O volume de chuvas no sistema Cantareira, entre a medição de sábado e o dado publicado na manhã deste domingo, atingiu 5,3 milímetros. Desde o início do ano, a chuva acumulada no Cantareira está em 96,1 mm, o que representa apenas 35,4% da média histórica para o mês de janeiro.

O nível de água do sistema Cantareira já caiu mais de dois pontos porcentuais desde então - estava em 7,2% da capacidade no último dia de 2014. O cálculo feito pela Sabesp para aferir a capacidade do manancial já considera duas cotas do volume morto, a primeira de 182,5 bilhões de litros e a segunda de 105 bilhões de livros, que passaram a ser bombeadas em maio e outubro, respectivamente.

Demais represas

O volume de água armazenada nos sistemas Alto Tietê e Alto Cotia ficou estável na passagem de sábado para domingo.
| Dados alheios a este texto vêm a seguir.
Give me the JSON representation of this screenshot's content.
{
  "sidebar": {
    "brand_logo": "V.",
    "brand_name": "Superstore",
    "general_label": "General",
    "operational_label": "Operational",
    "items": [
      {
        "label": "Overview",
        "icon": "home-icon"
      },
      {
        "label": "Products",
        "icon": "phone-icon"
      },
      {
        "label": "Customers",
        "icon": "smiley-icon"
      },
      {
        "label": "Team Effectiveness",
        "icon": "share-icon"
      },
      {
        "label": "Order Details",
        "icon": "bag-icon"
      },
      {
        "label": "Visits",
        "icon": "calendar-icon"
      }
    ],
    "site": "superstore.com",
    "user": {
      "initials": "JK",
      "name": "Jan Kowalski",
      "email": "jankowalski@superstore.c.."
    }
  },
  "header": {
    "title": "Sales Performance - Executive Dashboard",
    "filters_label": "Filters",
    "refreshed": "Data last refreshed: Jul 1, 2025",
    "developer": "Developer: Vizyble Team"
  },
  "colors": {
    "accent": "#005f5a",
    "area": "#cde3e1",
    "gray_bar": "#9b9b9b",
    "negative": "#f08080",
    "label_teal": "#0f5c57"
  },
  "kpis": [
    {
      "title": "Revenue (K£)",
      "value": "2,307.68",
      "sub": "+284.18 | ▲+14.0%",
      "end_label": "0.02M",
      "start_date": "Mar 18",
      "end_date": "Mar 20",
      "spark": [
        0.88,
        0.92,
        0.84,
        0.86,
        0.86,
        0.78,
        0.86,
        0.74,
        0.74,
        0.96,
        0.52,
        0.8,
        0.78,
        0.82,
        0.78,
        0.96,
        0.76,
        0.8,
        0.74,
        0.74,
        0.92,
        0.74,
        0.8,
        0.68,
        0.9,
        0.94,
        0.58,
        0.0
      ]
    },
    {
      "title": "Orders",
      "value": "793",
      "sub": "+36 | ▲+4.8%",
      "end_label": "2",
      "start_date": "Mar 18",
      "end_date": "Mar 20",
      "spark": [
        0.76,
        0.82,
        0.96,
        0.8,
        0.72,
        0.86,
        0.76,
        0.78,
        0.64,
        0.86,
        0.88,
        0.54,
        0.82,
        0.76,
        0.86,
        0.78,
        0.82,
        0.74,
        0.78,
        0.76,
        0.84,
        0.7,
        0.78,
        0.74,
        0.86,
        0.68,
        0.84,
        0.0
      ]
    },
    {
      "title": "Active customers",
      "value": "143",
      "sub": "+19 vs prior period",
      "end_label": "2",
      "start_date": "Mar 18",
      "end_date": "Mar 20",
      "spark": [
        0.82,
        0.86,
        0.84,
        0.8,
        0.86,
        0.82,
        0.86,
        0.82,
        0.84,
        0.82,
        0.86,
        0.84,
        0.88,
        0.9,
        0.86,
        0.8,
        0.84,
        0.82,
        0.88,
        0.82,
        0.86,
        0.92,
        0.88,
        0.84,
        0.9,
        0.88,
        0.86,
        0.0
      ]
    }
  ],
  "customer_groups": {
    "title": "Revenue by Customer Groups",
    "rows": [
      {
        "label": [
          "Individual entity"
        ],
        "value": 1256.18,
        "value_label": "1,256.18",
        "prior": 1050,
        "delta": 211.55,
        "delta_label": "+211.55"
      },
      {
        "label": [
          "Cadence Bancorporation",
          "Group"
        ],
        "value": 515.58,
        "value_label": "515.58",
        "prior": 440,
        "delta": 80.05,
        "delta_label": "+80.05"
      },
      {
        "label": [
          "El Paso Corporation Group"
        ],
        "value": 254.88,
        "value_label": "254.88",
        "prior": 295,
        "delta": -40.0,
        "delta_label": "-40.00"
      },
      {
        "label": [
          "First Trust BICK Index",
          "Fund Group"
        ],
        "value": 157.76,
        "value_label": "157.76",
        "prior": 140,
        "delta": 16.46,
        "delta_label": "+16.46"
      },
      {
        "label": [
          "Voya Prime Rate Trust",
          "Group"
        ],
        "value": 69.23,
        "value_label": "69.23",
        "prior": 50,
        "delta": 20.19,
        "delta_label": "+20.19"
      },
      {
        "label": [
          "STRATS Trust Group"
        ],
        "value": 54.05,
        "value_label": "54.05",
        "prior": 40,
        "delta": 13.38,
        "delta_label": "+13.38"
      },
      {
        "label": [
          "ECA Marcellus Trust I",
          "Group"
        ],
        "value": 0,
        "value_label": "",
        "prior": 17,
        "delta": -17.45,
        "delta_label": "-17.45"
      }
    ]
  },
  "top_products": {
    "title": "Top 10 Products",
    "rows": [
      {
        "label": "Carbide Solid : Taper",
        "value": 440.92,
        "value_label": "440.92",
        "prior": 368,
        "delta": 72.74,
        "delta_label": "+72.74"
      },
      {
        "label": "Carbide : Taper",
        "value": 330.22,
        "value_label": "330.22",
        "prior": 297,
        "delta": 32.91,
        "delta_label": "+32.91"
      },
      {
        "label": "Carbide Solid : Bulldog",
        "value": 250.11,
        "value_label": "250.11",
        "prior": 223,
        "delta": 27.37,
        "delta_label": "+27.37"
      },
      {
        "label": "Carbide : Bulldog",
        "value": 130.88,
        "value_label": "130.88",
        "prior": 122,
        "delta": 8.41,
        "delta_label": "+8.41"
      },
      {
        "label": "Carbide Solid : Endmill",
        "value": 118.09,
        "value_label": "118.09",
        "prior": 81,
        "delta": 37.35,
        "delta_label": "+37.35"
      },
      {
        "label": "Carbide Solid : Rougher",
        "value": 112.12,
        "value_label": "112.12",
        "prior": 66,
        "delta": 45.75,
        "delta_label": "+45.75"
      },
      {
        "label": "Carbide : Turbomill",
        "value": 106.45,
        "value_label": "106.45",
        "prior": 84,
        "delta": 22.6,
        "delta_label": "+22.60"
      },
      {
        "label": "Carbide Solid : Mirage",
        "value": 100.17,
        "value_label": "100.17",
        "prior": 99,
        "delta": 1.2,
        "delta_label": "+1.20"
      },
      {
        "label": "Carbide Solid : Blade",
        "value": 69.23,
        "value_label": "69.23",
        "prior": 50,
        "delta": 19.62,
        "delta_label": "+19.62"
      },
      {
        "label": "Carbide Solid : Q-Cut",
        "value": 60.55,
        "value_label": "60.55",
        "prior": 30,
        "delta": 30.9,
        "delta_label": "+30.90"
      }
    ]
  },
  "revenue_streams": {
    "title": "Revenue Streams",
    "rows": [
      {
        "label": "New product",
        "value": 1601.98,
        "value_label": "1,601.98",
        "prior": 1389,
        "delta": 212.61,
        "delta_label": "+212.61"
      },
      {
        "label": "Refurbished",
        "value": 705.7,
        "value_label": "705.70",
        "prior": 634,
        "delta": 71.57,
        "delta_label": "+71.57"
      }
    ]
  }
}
No Tietê, o indicador permaneceu em 10,4% da capacidade, após o acumulo de 2,6 milímetros de chuvas. No mês, as chuvas atingiram 64,6 milímetros, ou 25,7% da média histórica para janeiro. O atual cálculo da Sabesp para o reservatório, responsável por atender 4,5 milhões de pessoas, considera os 39,4 bilhões de litros de água de volume morto, acrescentados no final do ano passado.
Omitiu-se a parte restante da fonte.